Here is how the argument proceeds throughout the book. A thesis is proposed, and its contrasts to the received way of thinking are stated. A novel term or phrase, which captures the meaning of the concept Jones intends to convey, is coined. Examples are given and the reader is reminded of the thesis, and of how it is fulfilled in each example. More examples and illustrations follow, interspersed with commentary and further reminders of the initial thesis that the author is attempting to prove. The chapter’s key phrase, generally italicized, is woven throughout the argument like a refrain; sometimes it will occur several times in a single page. This sort of writing, which is not quite narrative nor exactly analytical, is frequently boring, but it produces its intended effect: the reader gradually adopts Jones’s concepts as his own, and begins to make sense of them in relation to the people they describe. By the third or fourth chapter the reader has begun to think with a medieval mind.


The “state” did not have a monopoly on violence at all—those who acted to correct criminals and disturbers of the peace were acting not on behalf of the king, but in defense of that peace.

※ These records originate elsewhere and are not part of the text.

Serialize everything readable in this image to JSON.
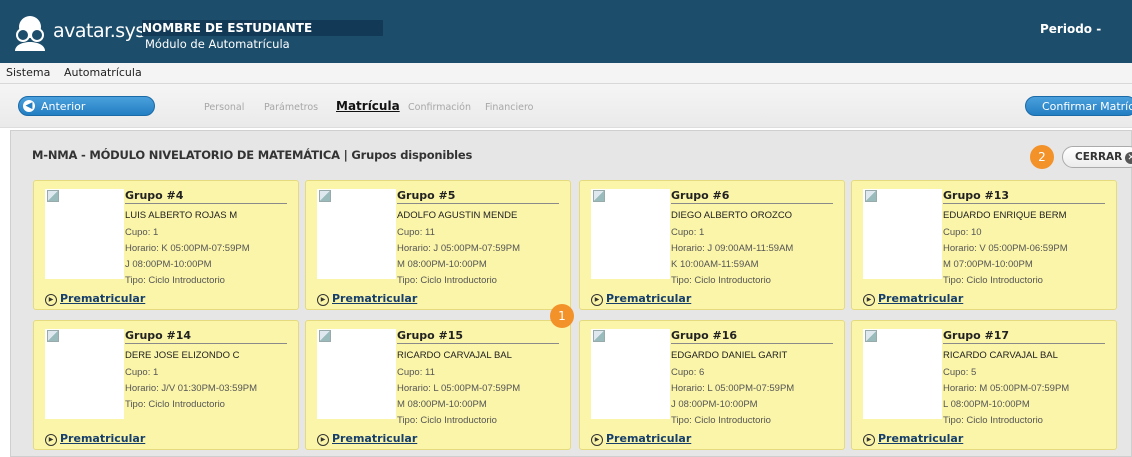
{
  "header": {
    "brand": "avatar.sys",
    "student_name": "NOMBRE DE ESTUDIANTE",
    "module_name": "Módulo de Automatrícula",
    "period_label": "Periodo -"
  },
  "menu": {
    "items": [
      "Sistema",
      "Automatrícula"
    ]
  },
  "stepbar": {
    "prev_label": "Anterior",
    "confirm_label": "Confirmar Matrícula",
    "steps": [
      {
        "label": "Personal",
        "active": false
      },
      {
        "label": "Parámetros",
        "active": false
      },
      {
        "label": "Matrícula",
        "active": true
      },
      {
        "label": "Confirmación",
        "active": false
      },
      {
        "label": "Financiero",
        "active": false
      }
    ]
  },
  "panel": {
    "title": "M-NMA - MÓDULO NIVELATORIO DE MATEMÁTICA | Grupos disponibles",
    "close_label": "CERRAR",
    "badge1": "1",
    "badge2": "2",
    "prematricular_label": "Prematricular",
    "groups": [
      {
        "title": "Grupo #4",
        "teacher": "LUIS ALBERTO ROJAS M",
        "cupo": "Cupo: 1",
        "horario": "Horario: K 05:00PM-07:59PM",
        "horario2": "J 08:00PM-10:00PM",
        "tipo": "Tipo: Ciclo Introductorio"
      },
      {
        "title": "Grupo #5",
        "teacher": "ADOLFO AGUSTIN MENDE",
        "cupo": "Cupo: 11",
        "horario": "Horario: J 05:00PM-07:59PM",
        "horario2": "M 08:00PM-10:00PM",
        "tipo": "Tipo: Ciclo Introductorio"
      },
      {
        "title": "Grupo #6",
        "teacher": "DIEGO ALBERTO OROZCO",
        "cupo": "Cupo: 1",
        "horario": "Horario: J 09:00AM-11:59AM",
        "horario2": "K 10:00AM-11:59AM",
        "tipo": "Tipo: Ciclo Introductorio"
      },
      {
        "title": "Grupo #13",
        "teacher": "EDUARDO ENRIQUE BERM",
        "cupo": "Cupo: 10",
        "horario": "Horario: V 05:00PM-06:59PM",
        "horario2": "M 07:00PM-10:00PM",
        "tipo": "Tipo: Ciclo Introductorio"
      },
      {
        "title": "Grupo #14",
        "teacher": "DERE JOSE ELIZONDO C",
        "cupo": "Cupo: 1",
        "horario": "Horario: J/V 01:30PM-03:59PM",
        "horario2": "",
        "tipo": "Tipo: Ciclo Introductorio"
      },
      {
        "title": "Grupo #15",
        "teacher": "RICARDO CARVAJAL BAL",
        "cupo": "Cupo: 11",
        "horario": "Horario: L 05:00PM-07:59PM",
        "horario2": "M 08:00PM-10:00PM",
        "tipo": "Tipo: Ciclo Introductorio"
      },
      {
        "title": "Grupo #16",
        "teacher": "EDGARDO DANIEL GARIT",
        "cupo": "Cupo: 6",
        "horario": "Horario: L 05:00PM-07:59PM",
        "horario2": "J 08:00PM-10:00PM",
        "tipo": "Tipo: Ciclo Introductorio"
      },
      {
        "title": "Grupo #17",
        "teacher": "RICARDO CARVAJAL BAL",
        "cupo": "Cupo: 5",
        "horario": "Horario: M 05:00PM-07:59PM",
        "horario2": "L 08:00PM-10:00PM",
        "tipo": "Tipo: Ciclo Introductorio"
      }
    ]
  },
  "colors": {
    "header_bg": "#1c4d6b",
    "accent_blue": "#237ec2",
    "card_bg": "#fbf5a9",
    "badge_orange": "#f39229"
  }
}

It is well that Jones begins with the concepts that he does (“secular,” “religious”), because by the middle of the book, the argument has advanced to a point where the reader’s recently acquired thirteenth-century brain begins to come in handy. Chapter 7 (“The Lord King Orders That the Plain Truth Be Found”) marks the beginning of Jones’s attempt to present, in his characteristically exhaustive approach, the operating principles of the king’s high court—in short, the preservation of peace, or, just as often, “peaces.” Peace was the stick by which society was judged, and keeping the peace was not seen simply as a business of more violently putting down the already violent, or of the absence of non-state-sponsored violence. The “state” did not have a monopoly on violence at all—those who acted to correct criminals and disturbers of the peace were acting not on behalf of the king, but in defense of that peace. It was not negative in character, not the mere exhaustion of cruelty, but a positive flourishing of the kingdom’s subjects—as Jones puts it, Louis was not seen as the master of the peace, but as its servant. The king served the peace by seeking the king’s justice. A great mound of court documents is adduced and summarized for the reader. The scrupulousness and care with which Louis’s court attended to the peace is everywhere in them evident.

Not every argument in the book requires as much imagination as these. The concept of sovereignty has never stood on completely sure footing, and Jones’s argument that it did not exist in Saint Louis’s France will likely find purchase with some readers thinking of our own times. Jones’s notion of society as networks of friends, made manifest in acts of counsel and aid, consilium et auxilium, might find an echo or premonition in the increasingly decentralized social world of the Internet. “Networks of cooperation, of loyalty, of debt, of favor, and of friendship,” which “cut across any lines we might be tempted to St,” whose members “deployed what power they controlled” together toward common goals—perhaps there is something of this growing in our own day, where Facebook events can coordinate flash mobs, and “viral” social media can be used to do anything from raising money to help a dispossessed family to connecting people with the lost relatives they didn’t know they had. There is an interesting chapter on the development of canon law in the thirteenth century, and a somewhat less interesting chapter wherein the author attempts to describe this society in Thomistic terminology.

Jones’s accomplishment in this book is undeniable. He has issued a challenge to his profession, asking them to rethink the way they approach their task as historians in a radical way, and he has argued his case as convincingly as one could imagine. His lasting achievement, at least in the estimation of this reviewer, remains to be seen. Whether others will follow along the path he has cut out of the wilderness we do not know. But he has taken the first step.